Sifting the wheat from the chaff
BSE’s new guidelines for companies listed on other stock exchanges
The recent history of the Indian capital markets clearly reveals the fact that over 20 regional stock exchanges are losing their business in favour of the country’s leading bourses, BSE (the Bombay Stock Exchange) and the NSE(National Stock Exchange). As a result. many regional companies are listing their securities on these two bourses.
And in this rush, many unscrupulous players also want to list their stocks for a host of vested interests. To prevent this and to ensure that only companies with a good reputation list their stocks on BSE, the BSE recently came out with guidelines (with effect from 1 Dec. 2000) for companies listed on other stock exchange and which are seeking listing on the BSE. Such companies should have a minimum paid-up equity capital of Rs 3.00 cr and should meet the following criteria :
The company should have a profit-making track record for at least three years
The minimum networth should be Rs 20 cr (networth includes equity capital and free reserves excluding revaluation reserves).

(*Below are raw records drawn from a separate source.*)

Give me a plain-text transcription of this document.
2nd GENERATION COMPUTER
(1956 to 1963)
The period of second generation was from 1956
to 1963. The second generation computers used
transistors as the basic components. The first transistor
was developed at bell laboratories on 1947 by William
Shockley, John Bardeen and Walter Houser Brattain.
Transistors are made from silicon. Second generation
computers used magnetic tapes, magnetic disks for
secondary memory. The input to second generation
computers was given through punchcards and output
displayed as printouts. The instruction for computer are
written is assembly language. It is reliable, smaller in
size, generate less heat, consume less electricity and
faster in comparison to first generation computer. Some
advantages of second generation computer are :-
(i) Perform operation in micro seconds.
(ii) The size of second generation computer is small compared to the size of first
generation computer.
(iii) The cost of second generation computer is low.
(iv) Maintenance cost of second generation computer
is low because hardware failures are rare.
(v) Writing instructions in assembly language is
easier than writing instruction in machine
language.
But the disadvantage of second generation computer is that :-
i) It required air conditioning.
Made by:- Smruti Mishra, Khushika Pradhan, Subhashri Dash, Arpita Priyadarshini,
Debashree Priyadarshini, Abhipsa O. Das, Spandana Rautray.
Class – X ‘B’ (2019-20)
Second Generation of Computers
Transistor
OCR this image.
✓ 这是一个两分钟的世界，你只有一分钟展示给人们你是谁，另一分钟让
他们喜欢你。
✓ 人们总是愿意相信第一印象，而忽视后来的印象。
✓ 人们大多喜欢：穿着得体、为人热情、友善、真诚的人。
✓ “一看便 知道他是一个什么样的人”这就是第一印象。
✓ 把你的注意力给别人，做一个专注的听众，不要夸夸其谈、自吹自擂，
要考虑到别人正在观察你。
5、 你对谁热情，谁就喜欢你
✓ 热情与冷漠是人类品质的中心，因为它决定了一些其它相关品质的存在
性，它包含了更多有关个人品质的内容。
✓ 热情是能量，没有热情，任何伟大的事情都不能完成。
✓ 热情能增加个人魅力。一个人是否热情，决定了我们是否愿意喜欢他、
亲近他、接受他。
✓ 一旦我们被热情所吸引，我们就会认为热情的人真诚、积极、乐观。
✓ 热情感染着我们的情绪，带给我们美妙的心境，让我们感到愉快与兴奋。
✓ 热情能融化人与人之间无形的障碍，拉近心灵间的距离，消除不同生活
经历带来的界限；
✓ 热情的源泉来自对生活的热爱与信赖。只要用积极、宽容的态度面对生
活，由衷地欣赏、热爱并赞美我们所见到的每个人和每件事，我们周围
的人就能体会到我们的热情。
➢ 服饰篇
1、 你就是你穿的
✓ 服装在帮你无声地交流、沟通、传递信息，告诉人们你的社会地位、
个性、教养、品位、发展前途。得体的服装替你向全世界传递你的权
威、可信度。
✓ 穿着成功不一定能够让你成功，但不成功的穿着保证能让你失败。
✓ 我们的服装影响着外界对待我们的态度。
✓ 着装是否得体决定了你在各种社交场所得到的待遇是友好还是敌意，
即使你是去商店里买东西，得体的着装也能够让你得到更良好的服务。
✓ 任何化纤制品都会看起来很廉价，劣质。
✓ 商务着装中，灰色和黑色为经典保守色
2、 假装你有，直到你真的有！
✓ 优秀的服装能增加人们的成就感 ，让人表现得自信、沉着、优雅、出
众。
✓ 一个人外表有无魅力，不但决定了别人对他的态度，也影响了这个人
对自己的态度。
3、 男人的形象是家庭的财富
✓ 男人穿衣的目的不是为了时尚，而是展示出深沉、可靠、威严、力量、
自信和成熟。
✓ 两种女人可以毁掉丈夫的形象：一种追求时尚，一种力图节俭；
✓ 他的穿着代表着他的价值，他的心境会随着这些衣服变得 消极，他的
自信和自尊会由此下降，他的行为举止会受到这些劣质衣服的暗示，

Minimum market capitalisation of the listed company should be Rs 20 cr based on the average price of the last six months.

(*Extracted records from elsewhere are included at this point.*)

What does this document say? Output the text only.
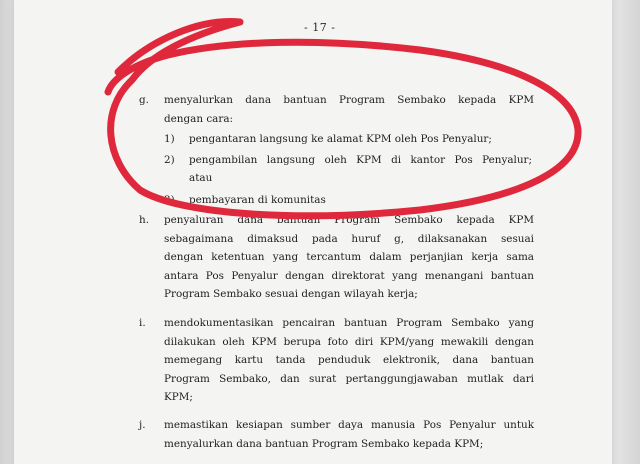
- 17 -
g.	menyalurkan dana bantuan Program Sembako kepada KPM
dengan cara:
1) pengantaran langsung ke alamat KPM oleh Pos Penyalur;
2) pengambilan langsung oleh KPM di kantor Pos Penyalur;
atau
3) pembayaran di komunitas
h.	penyaluran dana bantuan Program Sembako kepada KPM
sebagaimana dimaksud pada huruf g, dilaksanakan sesuai
dengan ketentuan yang tercantum dalam perjanjian kerja sama
antara Pos Penyalur dengan direktorat yang menangani bantuan
Program Sembako sesuai dengan wilayah kerja;
i.	mendokumentasikan pencairan bantuan Program Sembako yang
dilakukan oleh KPM berupa foto diri KPM/yang mewakili dengan
memegang kartu tanda penduduk elektronik, dana bantuan
Program Sembako, dan surat pertanggungjawaban mutlak dari
KPM;
j.	memastikan kesiapan sumber daya manusia Pos Penyalur untuk
menyalurkan dana bantuan Program Sembako kepada KPM;
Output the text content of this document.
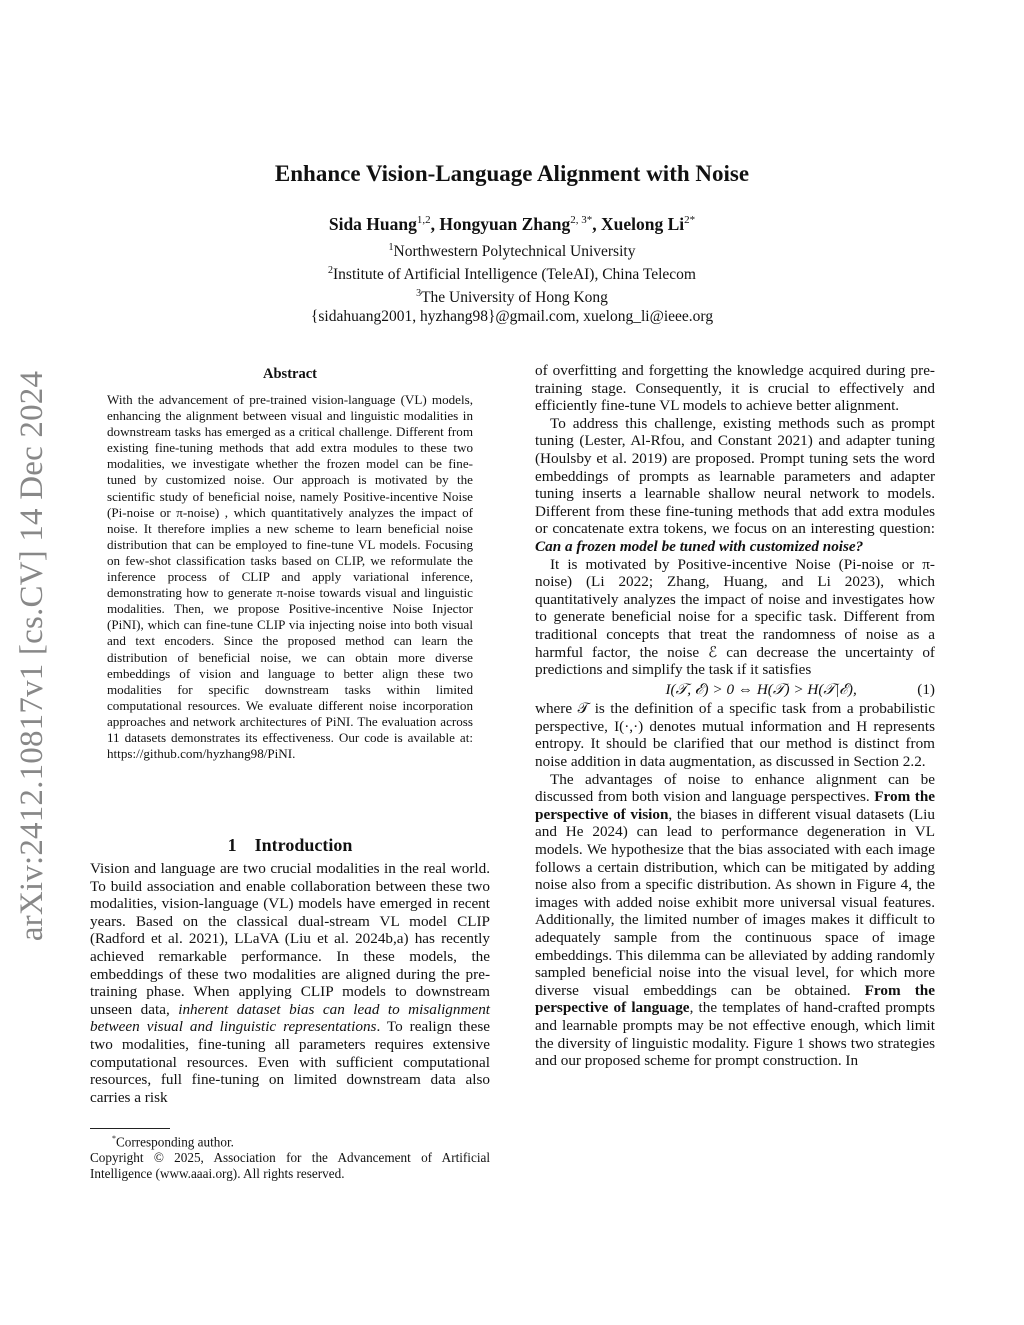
arXiv:2412.10817v1 [cs.CV] 14 Dec 2024
Enhance Vision-Language Alignment with Noise
Sida Huang$^{1,2}$, Hongyuan Zhang$^{2, 3*}$, Xuelong $Li^{2*}$
$^1$Northwestern Polytechnical University
$^2$Institute of Artificial Intelligence (TeleAI), China Telecom
$^3$The University of Hong Kong
{sidahuang2001, hyzhang98}@gmail.com, xuelong_li@ieee.org
Abstract
With the advancement of pre-trained vision-language (VL) models, enhancing the alignment between visual and linguistic modalities in downstream tasks has emerged as a critical challenge. Different from existing fine-tuning methods that add extra modules to these two modalities, we investigate whether the frozen model can be fine-tuned by customized noise. Our approach is motivated by the scientific study of beneficial noise, namely Positive-incentive Noise (Pi-noise or π-noise) , which quantitatively analyzes the impact of noise. It therefore implies a new scheme to learn beneficial noise distribution that can be employed to fine-tune VL models. Focusing on few-shot classification tasks based on CLIP, we reformulate the inference process of CLIP and apply variational inference, demonstrating how to generate π-noise towards visual and linguistic modalities. Then, we propose Positive-incentive Noise Injector (PiNI), which can fine-tune CLIP via injecting noise into both visual and text encoders. Since the proposed method can learn the distribution of beneficial noise, we can obtain more diverse embeddings of vision and language to better align these two modalities for specific downstream tasks within limited computational resources. We evaluate different noise incorporation approaches and network architectures of PiNI. The evaluation across 11 datasets demonstrates its effectiveness. Our code is available at: https://github.com/hyzhang98/PiNI.
1 Introduction

Vision and language are two crucial modalities in the real world. To build association and enable collaboration between these two modalities, vision-language (VL) models have emerged in recent years. Based on the classical dual-stream VL model CLIP (Radford et al. 2021), LLaVA (Liu et al. 2024b,a) has recently achieved remarkable performance. In these models, the embeddings of these two modalities are aligned during the pre-training phase. When applying CLIP models to downstream unseen data, inherent dataset bias can lead to misalignment between visual and linguistic representations. To realign these two modalities, fine-tuning all parameters requires extensive computational resources. Even with sufficient computational resources, full fine-tuning on limited downstream data also carries a risk

*Corresponding author.
Copyright © 2025, Association for the Advancement of Artificial Intelligence (www.aaai.org). All rights reserved.

of overfitting and forgetting the knowledge acquired during pre-training stage. Consequently, it is crucial to effectively and efficiently fine-tune VL models to achieve better alignment.

To address this challenge, existing methods such as prompt tuning (Lester, Al-Rfou, and Constant 2021) and adapter tuning (Houlsby et al. 2019) are proposed. Prompt tuning sets the word embeddings of prompts as learnable parameters and adapter tuning inserts a learnable shallow neural network to models. Different from these fine-tuning methods that add extra modules or concatenate extra tokens, we focus on an interesting question: Can a frozen model be tuned with customized noise?

It is motivated by Positive-incentive Noise (Pi-noise or π-noise) (Li 2022; Zhang, Huang, and Li 2023), which quantitatively analyzes the impact of noise and investigates how to generate beneficial noise for a specific task. Different from traditional concepts that treat the randomness of noise as a harmful factor, the noise ℰ can decrease the uncertainty of predictions and simplify the task if it satisfies

I(𝒯, ℰ) > 0 ⇔ H(𝒯) > H(𝒯|ℰ),	(1)

where 𝒯 is the definition of a specific task from a probabilistic perspective, I(·,·) denotes mutual information and H represents entropy. It should be clarified that our method is distinct from noise addition in data augmentation, as discussed in Section 2.2.

The advantages of noise to enhance alignment can be discussed from both vision and language perspectives. From the perspective of vision, the biases in different visual datasets (Liu and He 2024) can lead to performance degeneration in VL models. We hypothesize that the bias associated with each image follows a certain distribution, which can be mitigated by adding noise also from a specific distribution. As shown in Figure 4, the images with added noise exhibit more universal visual features. Additionally, the limited number of images makes it difficult to adequately sample from the continuous space of image embeddings. This dilemma can be alleviated by adding randomly sampled beneficial noise into the visual level, for which more diverse visual embeddings can be obtained. From the perspective of language, the templates of hand-crafted prompts and learnable prompts may be not effective enough, which limit the diversity of linguistic modality. Figure 1 shows two strategies and our proposed scheme for prompt construction. In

The number of trading days during the last six months should be a minimum 50% of the total trading days during the same six months on any stock exchange
The minimum average volume traded per day during the last three months should be 1000 shares with a minimum of five trades per day.
A minimum 25% of a company’s issued capital should be with the public (inclusive of corporate bodies ) and there should be a minimum of 15 shareholders per lakh of capital in the public category.
The company should agree to sign an agreement with CDSL and NSDL for demat trading, etc.